Having read Madan Ivan's (nice) answer and the comments that follow it seems that your confusion stems from your assumption that the many standing modes are already in phase with one another. You said in a comment above that "only by boundary conditions there will have a place where sin are in phase", but the boundary conditions only dictate which modes can exist in the cavity, and do not have any implications on the relative phase of each of the cavity modes. Your statement is therefore technically wrong, and I think that this is what is causing the confusion. Each of the modes can exist in the cavity with a phase which is independent of all of the other modes, and thus a laser which is free-running with N modes of equal amplitude will produce noise, and not a highly ordered pulse train.

When modelocking a cavity, some nonlinearity (either 'passively' or 'actively' introduced) is required in order to establish a well defined phase relationship between each of the modes which is then reproduced each roundtrip, as is demonstrated by your nice graphic (i.e., the modes of the cavity are phase locked, hence "modelocking"). This then allows for the pulsed output.

You also asked why one mode will become dominant over another when modelocking is not used. This is simply because the net roundtrip loss for one particular mode is less, allowing it to build up and reach steady-state before the others. Once this occurs this mode will dominate the cavity and take the lion's share of stored energy, thus keeping all other modes suppressed. (Edit in light of a more recent comment: This can occur in such a way that a few modes can co-exist in the cavity if the gain and cavity loss profiles allow them to.
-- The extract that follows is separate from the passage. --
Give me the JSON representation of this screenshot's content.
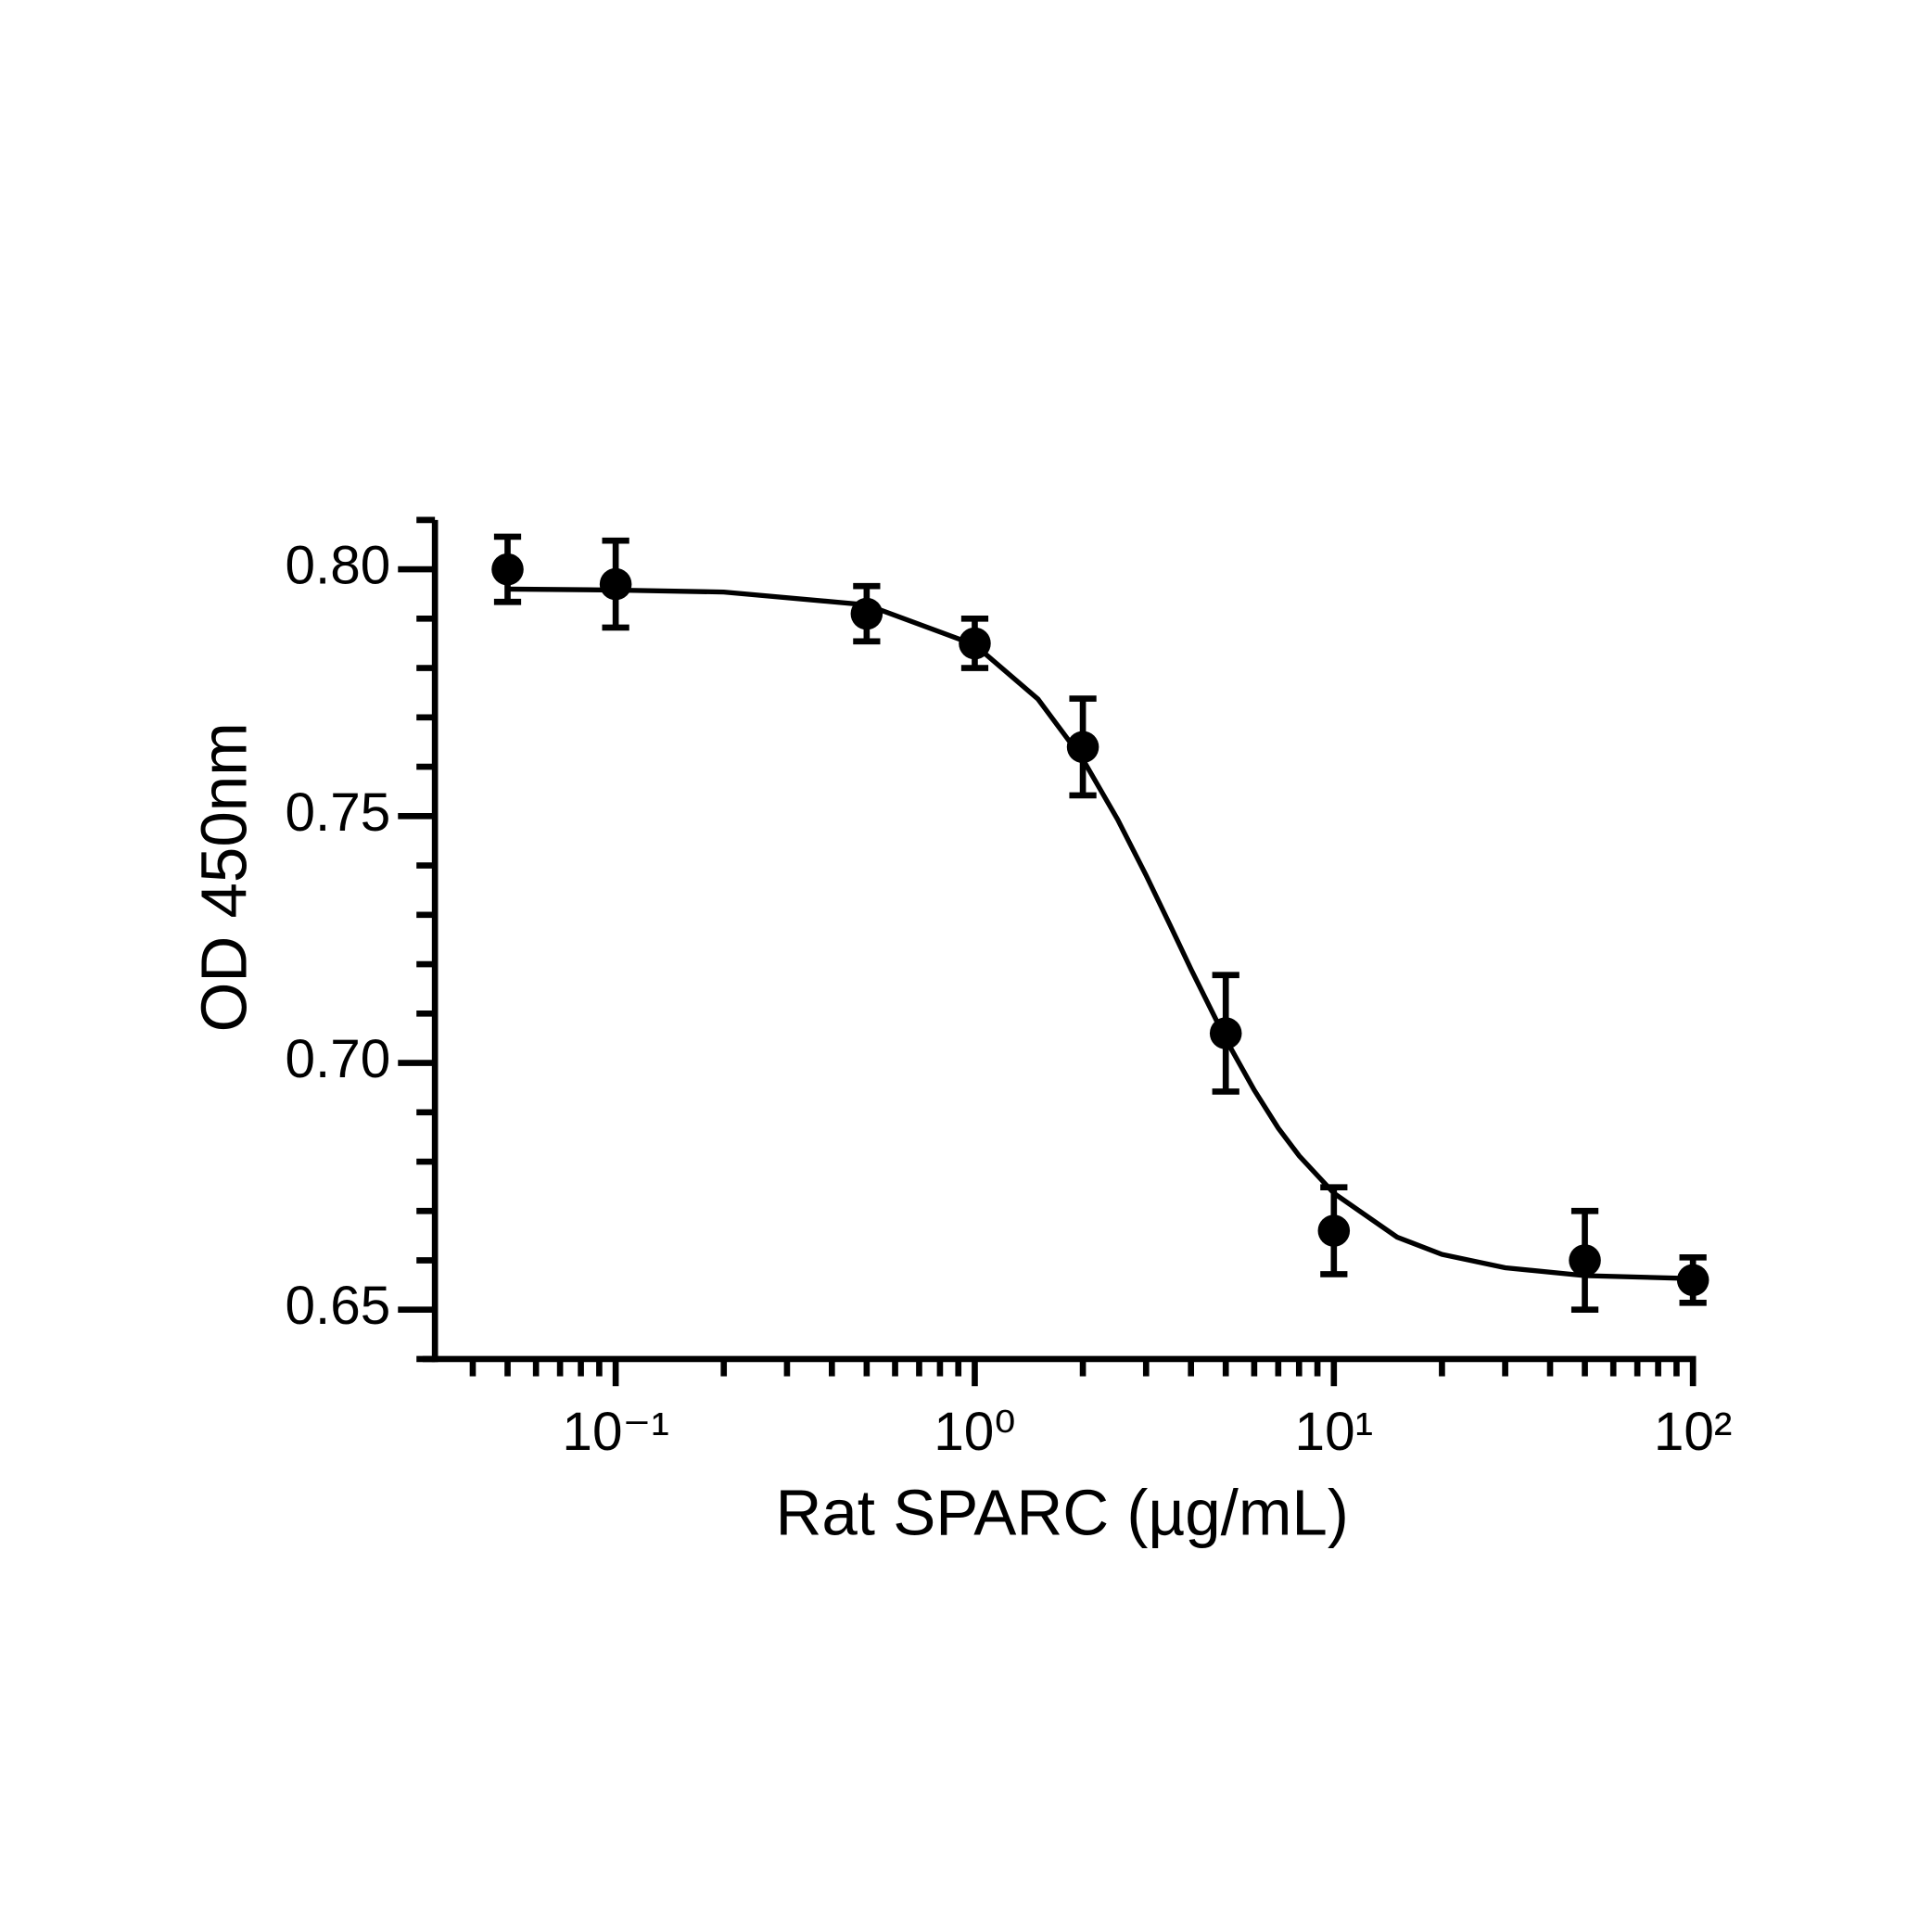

However, the argument above still holds when considering the number of modes present in a modelocked pulse - $\sim 10^{6}$ - in comparison with a free-running cavity which allows for a few modes at any given time).

In order to stop this from happening and to cause a cavity to modelock, you need to set the cavity up in such a way that loss is reduced for high intensities, which are provided when the standing modes of the cavity are in phase. If this is done correctly, then the most stable operating point for the cavity will be the modelocked state, and not the single-longitudinal-mode state which would otherwise dominate.